When the US entered World War I, Merritt used his scouting skills to help train enlistees first aid and woodcraft skills. For his efforts he received a commendation. In July 1918 Merritt was promoted to captain and made an intelligence officer of the 125th infantry regiment. During the Battle of Juvigny, France, on August 28, 1918, Captain Lamb was on a scouting trip to locate the headquarters for his regiment. Captain Lamb was given information that the Germans had left town in retreat, but upon arrival had discovered that the enemy was still present. While returning with this new information Captain Lamb was killed by a bursting shell.

== Legacy ==
Although Captain Lamb only lived to be 26, his actions left a lasting legacy that would go on to impact scouting for many years to come. Following his death, Muskegon troop 1 re-chartered with the National Boy Scouts of America as, "Merritt Lamb Troop 1." Merritt Lamb Troop 1 went on to serve Muskegon area Scouts for many decades.

In addition to scout units, there are also a West Michigan American Legion post named after Captain Lamb.

=== Hackley Park Memorial ===
In 1939, over 20 years after his death, the Muskegon Boy Scouts planted an Elm Tree in Captain Lambs honor. In addition to a tree, a plaque attached to a rock from the lamb family farm was also placed in Hackley Park.

=== Camp Merritt ===
In the summer of 1919, the Muskegon Boy Scouts held a summer outing on Lake Michigan in honor of Captain Merritt. In 1921 the Muskegon Area Council bought property on the north shore of Big Blue Lake from the Muskegon Children's home. This property which would go on to serve Muskegon Scouts for the next 29 years was named, "Camp Merritt," in honor of Captain Lamb. Camp Merritt which consisted of 94 acres had a dining hall donated by the local Kiwanis club in 1923, a cook shack built in 1925, and a handicraft lodge built in 1928. The last structure built on the property was the Order of the Arrow Chapel in 1948. This chapel which is shaped like an arrowhead was built by Scottish Rite Masons for the Nakida Naou lodge 401; Nakida Naou lodge 401 was organized and inducted its first members during the summer of 1947 and received their first charter in fall of 1948. Nakida Naou was the Muskegon Area Scouts first Order of the Arrow lodge.
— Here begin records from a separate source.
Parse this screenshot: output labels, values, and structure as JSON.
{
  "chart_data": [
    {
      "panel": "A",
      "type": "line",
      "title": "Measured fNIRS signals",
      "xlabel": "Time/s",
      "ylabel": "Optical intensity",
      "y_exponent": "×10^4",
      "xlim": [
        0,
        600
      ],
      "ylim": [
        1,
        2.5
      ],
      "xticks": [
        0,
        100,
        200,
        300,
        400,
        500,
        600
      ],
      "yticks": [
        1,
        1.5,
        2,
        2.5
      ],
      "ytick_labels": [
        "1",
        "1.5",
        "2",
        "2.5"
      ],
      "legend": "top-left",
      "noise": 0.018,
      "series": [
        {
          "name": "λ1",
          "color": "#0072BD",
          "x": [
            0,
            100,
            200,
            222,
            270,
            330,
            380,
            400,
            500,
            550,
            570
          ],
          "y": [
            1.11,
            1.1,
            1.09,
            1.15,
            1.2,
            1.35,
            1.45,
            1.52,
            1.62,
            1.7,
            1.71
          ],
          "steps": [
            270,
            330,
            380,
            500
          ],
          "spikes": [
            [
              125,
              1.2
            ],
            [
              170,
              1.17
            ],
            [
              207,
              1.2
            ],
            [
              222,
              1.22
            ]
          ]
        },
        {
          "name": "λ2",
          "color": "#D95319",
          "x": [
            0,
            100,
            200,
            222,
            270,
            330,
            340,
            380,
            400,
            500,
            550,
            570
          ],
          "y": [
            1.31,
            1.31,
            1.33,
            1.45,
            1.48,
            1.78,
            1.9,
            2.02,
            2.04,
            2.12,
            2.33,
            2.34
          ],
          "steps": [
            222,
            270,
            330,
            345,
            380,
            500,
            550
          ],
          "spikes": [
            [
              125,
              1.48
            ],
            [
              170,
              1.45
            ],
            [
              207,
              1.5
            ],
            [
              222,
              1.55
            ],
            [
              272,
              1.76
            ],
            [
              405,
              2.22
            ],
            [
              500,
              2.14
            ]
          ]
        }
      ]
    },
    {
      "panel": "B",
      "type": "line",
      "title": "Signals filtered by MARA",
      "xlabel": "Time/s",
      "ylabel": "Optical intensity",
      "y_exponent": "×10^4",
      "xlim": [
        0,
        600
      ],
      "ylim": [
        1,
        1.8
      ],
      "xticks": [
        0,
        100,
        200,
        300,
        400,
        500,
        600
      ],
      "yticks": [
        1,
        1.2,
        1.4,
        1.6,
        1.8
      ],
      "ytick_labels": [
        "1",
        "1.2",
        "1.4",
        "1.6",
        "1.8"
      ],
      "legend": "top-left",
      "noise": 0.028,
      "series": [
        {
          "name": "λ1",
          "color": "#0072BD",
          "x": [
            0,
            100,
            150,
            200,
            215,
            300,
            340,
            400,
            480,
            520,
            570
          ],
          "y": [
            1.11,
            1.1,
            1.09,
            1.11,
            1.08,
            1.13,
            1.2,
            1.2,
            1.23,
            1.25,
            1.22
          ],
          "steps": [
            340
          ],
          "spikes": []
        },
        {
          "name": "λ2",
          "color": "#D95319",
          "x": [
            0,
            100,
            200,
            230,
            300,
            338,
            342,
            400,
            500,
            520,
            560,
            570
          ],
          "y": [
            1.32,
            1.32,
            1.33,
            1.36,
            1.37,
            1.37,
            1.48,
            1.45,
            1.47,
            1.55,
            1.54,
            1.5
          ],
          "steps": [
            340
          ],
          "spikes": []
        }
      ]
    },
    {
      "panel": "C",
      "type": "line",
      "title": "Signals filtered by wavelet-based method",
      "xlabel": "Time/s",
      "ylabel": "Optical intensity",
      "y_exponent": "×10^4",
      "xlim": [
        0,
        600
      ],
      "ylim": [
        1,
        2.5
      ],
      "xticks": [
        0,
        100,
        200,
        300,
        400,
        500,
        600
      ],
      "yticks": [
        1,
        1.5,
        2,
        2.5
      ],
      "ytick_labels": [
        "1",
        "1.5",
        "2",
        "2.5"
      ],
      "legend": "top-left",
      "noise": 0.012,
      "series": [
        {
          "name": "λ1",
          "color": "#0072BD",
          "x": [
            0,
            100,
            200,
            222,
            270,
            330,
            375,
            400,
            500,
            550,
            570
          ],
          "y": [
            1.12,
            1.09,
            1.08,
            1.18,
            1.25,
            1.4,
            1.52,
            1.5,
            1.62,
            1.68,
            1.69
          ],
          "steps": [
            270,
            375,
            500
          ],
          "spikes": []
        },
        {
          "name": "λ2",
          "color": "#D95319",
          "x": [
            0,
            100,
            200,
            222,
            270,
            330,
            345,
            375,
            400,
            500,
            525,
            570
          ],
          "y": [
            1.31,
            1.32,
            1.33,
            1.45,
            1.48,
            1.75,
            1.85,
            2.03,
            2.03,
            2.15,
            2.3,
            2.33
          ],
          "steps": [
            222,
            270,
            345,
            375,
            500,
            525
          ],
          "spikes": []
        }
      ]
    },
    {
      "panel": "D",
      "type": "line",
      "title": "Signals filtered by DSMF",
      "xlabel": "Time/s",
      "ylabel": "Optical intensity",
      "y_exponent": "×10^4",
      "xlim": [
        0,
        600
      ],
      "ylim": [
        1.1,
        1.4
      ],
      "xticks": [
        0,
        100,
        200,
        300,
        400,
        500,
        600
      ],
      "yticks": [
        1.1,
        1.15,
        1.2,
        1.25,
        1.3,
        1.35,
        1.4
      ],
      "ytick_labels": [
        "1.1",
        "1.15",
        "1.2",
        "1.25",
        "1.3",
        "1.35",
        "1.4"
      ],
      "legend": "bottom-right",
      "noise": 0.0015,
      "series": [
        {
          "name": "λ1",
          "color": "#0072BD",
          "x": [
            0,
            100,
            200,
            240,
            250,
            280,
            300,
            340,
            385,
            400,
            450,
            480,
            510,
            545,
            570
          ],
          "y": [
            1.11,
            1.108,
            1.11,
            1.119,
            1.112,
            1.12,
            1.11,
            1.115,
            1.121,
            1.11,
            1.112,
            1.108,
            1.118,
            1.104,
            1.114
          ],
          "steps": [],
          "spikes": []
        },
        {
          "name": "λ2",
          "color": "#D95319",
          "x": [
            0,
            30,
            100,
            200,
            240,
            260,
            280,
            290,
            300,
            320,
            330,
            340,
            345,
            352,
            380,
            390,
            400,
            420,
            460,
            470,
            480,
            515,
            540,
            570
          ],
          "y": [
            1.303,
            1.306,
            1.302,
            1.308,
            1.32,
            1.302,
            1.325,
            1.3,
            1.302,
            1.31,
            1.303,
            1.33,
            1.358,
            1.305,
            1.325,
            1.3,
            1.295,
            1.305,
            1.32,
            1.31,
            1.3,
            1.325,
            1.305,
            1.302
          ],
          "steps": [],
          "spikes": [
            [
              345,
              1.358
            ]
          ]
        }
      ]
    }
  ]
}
Due to the size constraints of the 94 acre Camp Merritt; the Muskegon Boy Scouts purchased property including Britton lake from the Chicago Council's Camp Owasippe in 1950. In 1950 the new Britton Lake camp Worked alongside Camp Merritt; in 1951 Camp Merritt was closed permanently and Britton Lake Camp was renamed Gerber Scout Reservation.

The property that once contained Camp Merritt is now owned by Pioneer Resources and serves special needs youth.

===Camp Merritt Lamb===
Lamb was also instrumental in the founding of Scouting in El Paso, Texas. As a recognition, in 1922 the El Paso Council named Camp Merritt Lamb in his honor.

=== Gerber Scout Reservation Program areas ===
Sometime in the 1970s the Muskegon Exchange Club provided funding for the local scouts to build a flag field at Gerber Scout Reservation in honor of Captain Lamb. This flag field was eventually retired.

In 2004 Gerber Scout Reservation built a new program area called the Honor Ground. The Honor Ground program area offers Eagle Scout required merit badges during the summer. Shortly after the program area was established it was dedicated in honor of Captain Merritt Lamb

==Published works==
- Lamb, Merritt Udell (2016). "My Scout, and Other Poems"

==Bibliography==
- Todish, Tim (2009). "A Legacy for the Future".